Background: It is not known whether surgeons preferentially assign patients requiring fewer grafts (1 to 3) to off-pump coronary artery bypass graft surgery (OPCABG) and those requiring many grafts (4 to 7) to conventional on-pump coronary artery bypass graft surgery (ONCABG), nor whether risk-adjusted outcomes are similar for OPCABG and ONCABG among patients receiving 1 to 3 and 4 to 7 grafts.
Methods: Emory Hospitals prospective database was retrospectively reviewed for 11,413 consecutive, isolated, primary coronary revascularization procedures between January 1997 and May 2005. Patients were divided into four groups: OPCABG 1 to 3 grafts (n = 3,187), OPCABG 4 to 7 grafts (n = 1,305), ONCABG 1 to 3 grafts (n = 3,279), and ONCABG 4 to 7 grafts (n = 3,642). A propensity score for surgery type was estimated from 39 risk factors. Multivariable logistic regression examined independent impact of surgery type and number of vessels grafted on outcomes. Computed interactions determined whether the effect of surgery type on risk-adjusted outcomes was consistent across groups.
Results: Patients requiring 4 to 7 grafts had adjusted odds of receiving ONCABG 2.92 times higher than patients requiring 1 to 3 grafts (p < 0.001). The OPCABG patients had adjusted odds ratios of 0.53 for death (p = 0.007), 0.42 for stroke (p < 0.001), 0.51 for major adverse cardiac events (p < 0.001), and 0.71 for renal failure (p = 0.05) as compared with ONCABG patients. The interaction between OPCABG and number of vessels grafted was not statistically significant.

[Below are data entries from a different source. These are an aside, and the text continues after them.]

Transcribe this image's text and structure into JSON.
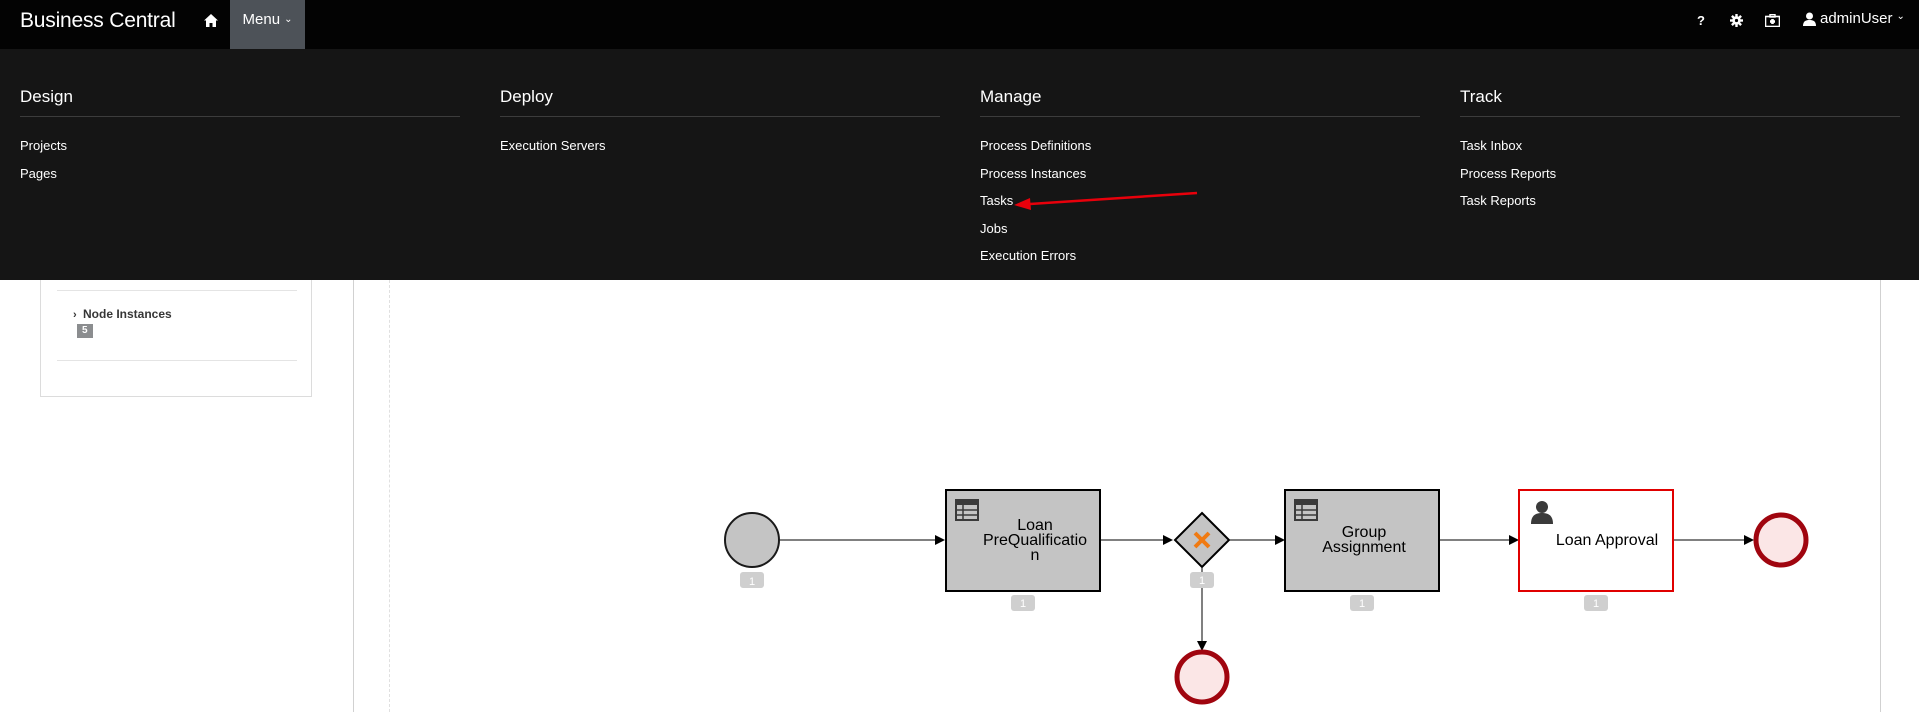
{
  "app": {
    "title": "Business Central"
  },
  "topbar": {
    "menu_label": "Menu",
    "user_name": "adminUser",
    "help_glyph": "?"
  },
  "menu": {
    "design": {
      "title": "Design",
      "items": [
        "Projects",
        "Pages"
      ]
    },
    "deploy": {
      "title": "Deploy",
      "items": [
        "Execution Servers"
      ]
    },
    "manage": {
      "title": "Manage",
      "items": [
        "Process Definitions",
        "Process Instances",
        "Tasks",
        "Jobs",
        "Execution Errors"
      ]
    },
    "track": {
      "title": "Track",
      "items": [
        "Task Inbox",
        "Process Reports",
        "Task Reports"
      ]
    }
  },
  "sidebar": {
    "node_instances_label": "Node Instances",
    "node_instances_count": "5"
  },
  "diagram": {
    "tasks": {
      "prequal": [
        "Loan",
        "PreQualificatio",
        "n"
      ],
      "group": [
        "Group",
        "Assignment"
      ],
      "approval": "Loan Approval"
    },
    "badges": {
      "start": "1",
      "prequal": "1",
      "gateway": "1",
      "group": "1",
      "approval": "1"
    }
  },
  "colors": {
    "topbar": "#030303",
    "menu_bg": "#151515",
    "menu_active": "#4d5258",
    "annotation_arrow": "#e8000b",
    "gateway_x": "#f07a12",
    "end_event_border": "#a0050f",
    "end_event_fill": "#fbe6e6",
    "active_task_border": "#e00000"
  }
}
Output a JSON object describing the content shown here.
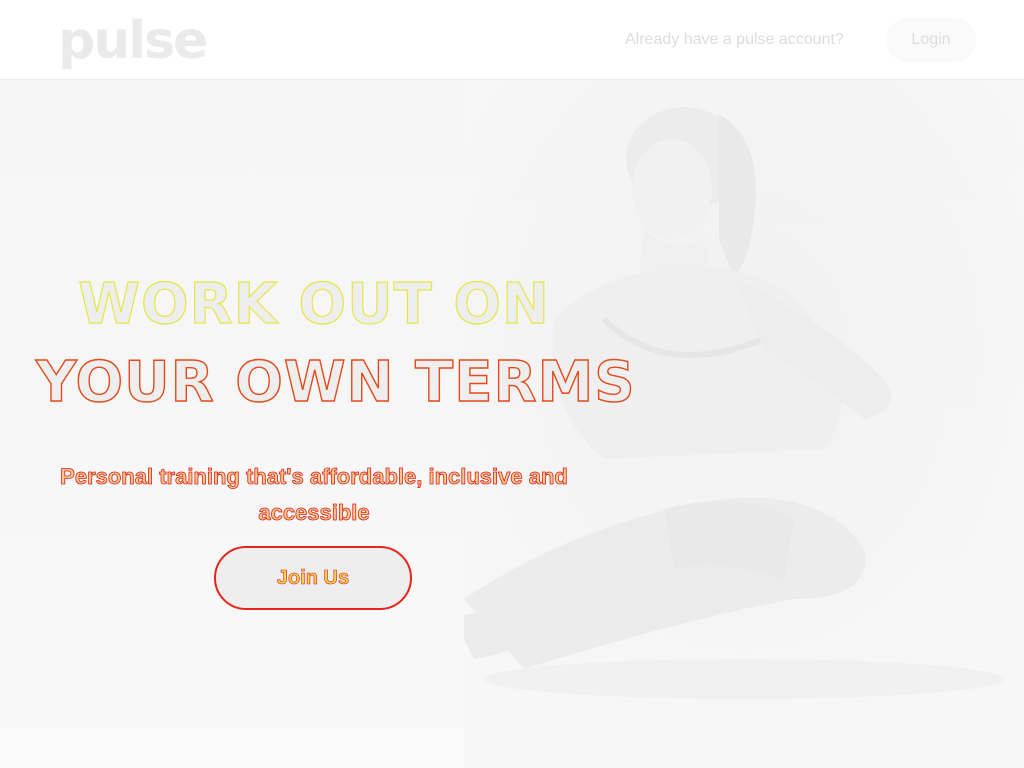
{
  "header": {
    "logo_text": "pulse",
    "account_prompt": "Already have a pulse account?",
    "login_label": "Login"
  },
  "hero": {
    "headline_line1": "WORK OUT ON",
    "headline_line2": "YOUR OWN TERMS",
    "subheading": "Personal training that's affordable, inclusive and accessible",
    "cta_label": "Join Us"
  },
  "colors": {
    "logo": "#eaeaea",
    "headline_outline_top": "#e6e64a",
    "headline_outline_bottom": "#e44a1a",
    "cta_border": "#e8241a"
  },
  "icons": {
    "hero_image": "woman-stretching-photo"
  }
}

Conclusions: This study demonstrates that surgeons tend to perform OPCABG for patients requiring 1 to 3 grafts and ONCABG for those requiring 4 to 7 grafts. Off-pump CABG is associated with reduced adjusted risk of adverse outcomes compared with ONCABG. This benefit is consistent for patients requiring 1 to 3 or 4 to 7 grafts.